A woman in her 30s with neurofibromatosis type 2 (NF2) and bilateral vestibular schwannomas was referred to Danielle Eytan, MD, facial plastic and reconstructive surgeon at NYU Langone Health, for specialized care. She experienced right-sided facial paralysis with minimal functional improvement after undergoing translabyrinthine resection of a right acoustic neuroma in January 2024.

The patient’s extensive surgical history—which involved the removal of 13 tumors along her spine, wrists, and most recently in her brain—complicated the case.

Prior to her surgery in January, she had no paralysis. Although bevacizumab was started after the procedure to shrink the contralateral tumor, it did not respond, suggesting she may require a second surgery. Facial electromyography (EMG) studies at the six-month follow-up revealed only small improvement in tone around the mouth and eyebrow. Additionally, the patient continued to experience intermittent eye dryness and incomplete closure of the right eye.

At that time, Dr. Eytan discussed right-sided masseteric nerve transfer with partial hypoglossal nerve transfer and eyelid weight as a potential surgical intervention to reinnervate her facial muscles. For advanced cases like this one, Dr. Eytan employs a nuanced approach, enabling varying levels of control over facial segments and resulting in improved functional outcomes.

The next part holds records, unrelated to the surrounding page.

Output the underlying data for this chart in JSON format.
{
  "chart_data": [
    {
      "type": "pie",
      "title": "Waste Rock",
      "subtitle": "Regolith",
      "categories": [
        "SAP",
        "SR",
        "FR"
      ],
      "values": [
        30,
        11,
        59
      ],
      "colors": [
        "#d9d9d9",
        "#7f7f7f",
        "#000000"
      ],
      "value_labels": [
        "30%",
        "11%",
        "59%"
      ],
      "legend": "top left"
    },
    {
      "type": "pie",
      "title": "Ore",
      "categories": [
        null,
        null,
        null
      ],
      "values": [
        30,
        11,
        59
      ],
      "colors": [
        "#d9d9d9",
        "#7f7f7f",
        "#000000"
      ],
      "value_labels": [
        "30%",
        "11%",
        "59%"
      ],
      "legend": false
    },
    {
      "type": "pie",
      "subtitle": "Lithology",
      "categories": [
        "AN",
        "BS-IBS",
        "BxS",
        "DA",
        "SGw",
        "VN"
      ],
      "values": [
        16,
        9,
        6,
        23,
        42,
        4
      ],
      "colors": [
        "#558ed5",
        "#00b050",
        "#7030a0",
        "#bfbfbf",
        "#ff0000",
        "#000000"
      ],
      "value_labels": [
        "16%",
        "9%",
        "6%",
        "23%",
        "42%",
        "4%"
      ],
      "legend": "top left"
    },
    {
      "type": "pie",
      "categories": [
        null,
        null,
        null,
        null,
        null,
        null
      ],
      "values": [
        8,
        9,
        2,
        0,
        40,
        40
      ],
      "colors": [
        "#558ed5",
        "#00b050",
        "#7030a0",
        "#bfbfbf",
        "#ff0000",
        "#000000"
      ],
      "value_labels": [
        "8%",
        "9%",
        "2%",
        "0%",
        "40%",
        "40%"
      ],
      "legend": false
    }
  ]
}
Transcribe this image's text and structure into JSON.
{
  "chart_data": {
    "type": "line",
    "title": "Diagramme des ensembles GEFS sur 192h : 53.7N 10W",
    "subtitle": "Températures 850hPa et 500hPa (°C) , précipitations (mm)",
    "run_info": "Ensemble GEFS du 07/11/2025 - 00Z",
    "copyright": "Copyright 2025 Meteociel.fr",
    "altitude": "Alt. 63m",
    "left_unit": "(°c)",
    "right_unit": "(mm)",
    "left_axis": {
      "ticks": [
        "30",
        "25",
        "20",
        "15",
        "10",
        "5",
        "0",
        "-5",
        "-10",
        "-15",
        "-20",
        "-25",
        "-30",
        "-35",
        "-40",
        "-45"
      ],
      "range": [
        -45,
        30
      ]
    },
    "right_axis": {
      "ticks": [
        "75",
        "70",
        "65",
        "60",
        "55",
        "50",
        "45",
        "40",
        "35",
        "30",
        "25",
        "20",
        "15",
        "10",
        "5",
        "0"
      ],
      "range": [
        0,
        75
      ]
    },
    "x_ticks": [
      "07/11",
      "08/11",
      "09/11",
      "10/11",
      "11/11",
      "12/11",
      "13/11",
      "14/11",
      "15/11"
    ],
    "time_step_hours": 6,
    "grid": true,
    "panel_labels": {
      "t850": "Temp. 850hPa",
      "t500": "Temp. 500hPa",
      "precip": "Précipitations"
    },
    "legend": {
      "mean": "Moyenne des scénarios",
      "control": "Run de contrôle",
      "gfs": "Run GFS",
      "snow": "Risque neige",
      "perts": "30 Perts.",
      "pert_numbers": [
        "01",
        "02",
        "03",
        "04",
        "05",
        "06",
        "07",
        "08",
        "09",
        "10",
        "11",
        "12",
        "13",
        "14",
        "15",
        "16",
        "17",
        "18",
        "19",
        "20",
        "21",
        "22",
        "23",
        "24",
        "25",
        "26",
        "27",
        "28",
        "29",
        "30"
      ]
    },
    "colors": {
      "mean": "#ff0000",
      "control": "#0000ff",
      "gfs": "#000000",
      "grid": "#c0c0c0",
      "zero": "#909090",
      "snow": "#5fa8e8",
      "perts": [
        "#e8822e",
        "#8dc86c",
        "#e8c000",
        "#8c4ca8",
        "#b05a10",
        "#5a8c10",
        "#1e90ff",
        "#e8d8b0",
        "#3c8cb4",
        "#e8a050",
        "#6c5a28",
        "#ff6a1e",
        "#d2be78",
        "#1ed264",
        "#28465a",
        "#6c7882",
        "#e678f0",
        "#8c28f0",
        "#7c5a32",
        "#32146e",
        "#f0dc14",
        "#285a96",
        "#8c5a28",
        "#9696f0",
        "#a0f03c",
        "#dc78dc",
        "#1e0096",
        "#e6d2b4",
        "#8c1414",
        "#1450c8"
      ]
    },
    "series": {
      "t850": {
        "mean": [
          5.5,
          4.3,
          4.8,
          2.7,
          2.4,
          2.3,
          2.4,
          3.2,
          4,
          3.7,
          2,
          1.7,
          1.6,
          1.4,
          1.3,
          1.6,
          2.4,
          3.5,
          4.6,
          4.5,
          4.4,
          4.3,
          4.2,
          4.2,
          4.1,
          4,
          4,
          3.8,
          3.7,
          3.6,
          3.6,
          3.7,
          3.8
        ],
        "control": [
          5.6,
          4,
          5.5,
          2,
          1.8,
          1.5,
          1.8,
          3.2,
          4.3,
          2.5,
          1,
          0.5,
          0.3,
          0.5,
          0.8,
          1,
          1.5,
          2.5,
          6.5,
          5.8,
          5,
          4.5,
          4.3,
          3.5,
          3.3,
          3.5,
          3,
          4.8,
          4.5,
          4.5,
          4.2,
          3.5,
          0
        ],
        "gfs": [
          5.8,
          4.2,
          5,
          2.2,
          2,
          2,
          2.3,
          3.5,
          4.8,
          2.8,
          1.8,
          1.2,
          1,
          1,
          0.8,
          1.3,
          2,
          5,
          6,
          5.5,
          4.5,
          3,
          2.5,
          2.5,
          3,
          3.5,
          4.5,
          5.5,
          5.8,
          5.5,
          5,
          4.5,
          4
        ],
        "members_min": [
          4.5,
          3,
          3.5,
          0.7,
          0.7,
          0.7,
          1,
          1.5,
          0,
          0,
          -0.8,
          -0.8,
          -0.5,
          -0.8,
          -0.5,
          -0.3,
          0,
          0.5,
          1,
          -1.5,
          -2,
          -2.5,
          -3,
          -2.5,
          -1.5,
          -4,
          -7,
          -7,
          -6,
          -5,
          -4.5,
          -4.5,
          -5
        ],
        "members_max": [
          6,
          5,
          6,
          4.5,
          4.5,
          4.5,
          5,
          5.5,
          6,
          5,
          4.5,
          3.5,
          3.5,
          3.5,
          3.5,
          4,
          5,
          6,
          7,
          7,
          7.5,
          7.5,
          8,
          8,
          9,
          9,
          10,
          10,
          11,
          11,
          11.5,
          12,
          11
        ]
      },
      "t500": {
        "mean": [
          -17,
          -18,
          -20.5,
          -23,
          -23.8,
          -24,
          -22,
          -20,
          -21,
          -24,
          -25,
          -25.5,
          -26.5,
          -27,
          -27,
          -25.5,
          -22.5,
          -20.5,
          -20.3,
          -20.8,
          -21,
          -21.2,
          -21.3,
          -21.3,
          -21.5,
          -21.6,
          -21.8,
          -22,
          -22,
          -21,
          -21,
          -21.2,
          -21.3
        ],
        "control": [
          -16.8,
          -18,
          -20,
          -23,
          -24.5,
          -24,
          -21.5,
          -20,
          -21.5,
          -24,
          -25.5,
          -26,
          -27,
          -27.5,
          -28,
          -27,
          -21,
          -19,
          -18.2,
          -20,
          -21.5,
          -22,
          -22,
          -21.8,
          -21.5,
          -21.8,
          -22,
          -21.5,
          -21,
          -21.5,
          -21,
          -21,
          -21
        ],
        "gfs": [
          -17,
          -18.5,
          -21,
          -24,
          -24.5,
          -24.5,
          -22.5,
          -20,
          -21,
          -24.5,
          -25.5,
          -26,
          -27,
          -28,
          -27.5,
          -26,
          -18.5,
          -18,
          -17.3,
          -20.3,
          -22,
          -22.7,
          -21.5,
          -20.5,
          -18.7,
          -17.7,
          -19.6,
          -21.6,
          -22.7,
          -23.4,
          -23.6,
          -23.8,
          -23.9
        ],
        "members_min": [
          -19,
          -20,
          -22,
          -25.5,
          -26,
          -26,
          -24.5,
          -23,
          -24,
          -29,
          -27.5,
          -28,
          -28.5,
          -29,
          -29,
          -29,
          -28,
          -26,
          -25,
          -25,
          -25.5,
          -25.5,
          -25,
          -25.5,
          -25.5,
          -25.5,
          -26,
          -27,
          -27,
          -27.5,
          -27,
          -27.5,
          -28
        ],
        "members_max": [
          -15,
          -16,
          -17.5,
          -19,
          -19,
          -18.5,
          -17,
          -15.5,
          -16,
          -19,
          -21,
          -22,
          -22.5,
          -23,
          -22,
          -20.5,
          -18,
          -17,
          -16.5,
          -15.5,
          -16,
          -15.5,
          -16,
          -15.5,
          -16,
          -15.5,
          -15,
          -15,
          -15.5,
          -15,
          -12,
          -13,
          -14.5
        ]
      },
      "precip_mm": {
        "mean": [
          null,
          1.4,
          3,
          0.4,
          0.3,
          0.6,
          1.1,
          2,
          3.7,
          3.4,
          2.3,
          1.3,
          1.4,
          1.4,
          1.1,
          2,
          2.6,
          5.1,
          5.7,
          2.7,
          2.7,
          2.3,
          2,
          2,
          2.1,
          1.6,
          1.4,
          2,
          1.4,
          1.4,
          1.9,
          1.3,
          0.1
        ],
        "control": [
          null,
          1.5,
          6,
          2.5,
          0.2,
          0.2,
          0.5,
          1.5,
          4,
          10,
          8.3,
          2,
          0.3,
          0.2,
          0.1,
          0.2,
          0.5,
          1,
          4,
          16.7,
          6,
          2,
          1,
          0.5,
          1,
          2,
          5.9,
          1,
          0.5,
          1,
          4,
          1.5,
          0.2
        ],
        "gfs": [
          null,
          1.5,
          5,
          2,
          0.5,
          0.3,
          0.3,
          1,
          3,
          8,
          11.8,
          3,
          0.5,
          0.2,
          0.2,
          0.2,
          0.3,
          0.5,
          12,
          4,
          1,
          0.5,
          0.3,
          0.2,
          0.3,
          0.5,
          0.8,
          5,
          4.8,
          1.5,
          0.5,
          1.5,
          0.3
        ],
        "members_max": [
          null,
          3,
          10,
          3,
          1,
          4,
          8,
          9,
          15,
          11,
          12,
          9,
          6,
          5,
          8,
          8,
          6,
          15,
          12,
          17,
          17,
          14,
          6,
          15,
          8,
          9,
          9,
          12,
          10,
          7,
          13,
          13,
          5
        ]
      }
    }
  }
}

Illustration of the dual nerve transfer technique used in the case. Facial nerve (yellow), masseteric nerve (purple), hypoglossal nerve (green), great auricular cable graft (blue). Source: NYU Langone Health

According to Dr. Eytan, the dual nerve transfer technique has shown positive results in cases of complete and partial facial paralysis—many of which have been managed by her and the multidisciplinary team at the Comprehensive Neurofibromatosis Center, led by J. Thomas Roland Jr., MD, professor of otolaryngology—head and neck surgery, and John G. Golfinos, MD, chair of the Department of Neurosurgery.

“With NF2, multiple tumors often result in a complex clinical picture including partial or complete facial paralysis,” Dr. Eytan says. “Following neuroma resection, if there is no recovery of facial movement within six months, masseteric or hypoglossal nerve transfer might be warranted to reinnervate the facial muscles before atrophy occurs.”

“If there is no recovery of facial movement within six months, masseteric or hypoglossal nerve transfer might be warranted.”

Danielle Eytan, MD

The team performed the procedure in August 2024, and it was a success, restoring the patient’s smile and greatly improving her function. Her quality of life returned far sooner than would have been expected, and she even competed in the New York City Marathon just two months after the procedure.

“On the morning of the marathon, her smile came back for the first time,” Dr. Eytan says.

In the months that followed, the patient continued with intensive facial physical therapy at Rusk Rehabilitation to further enhance her recovery.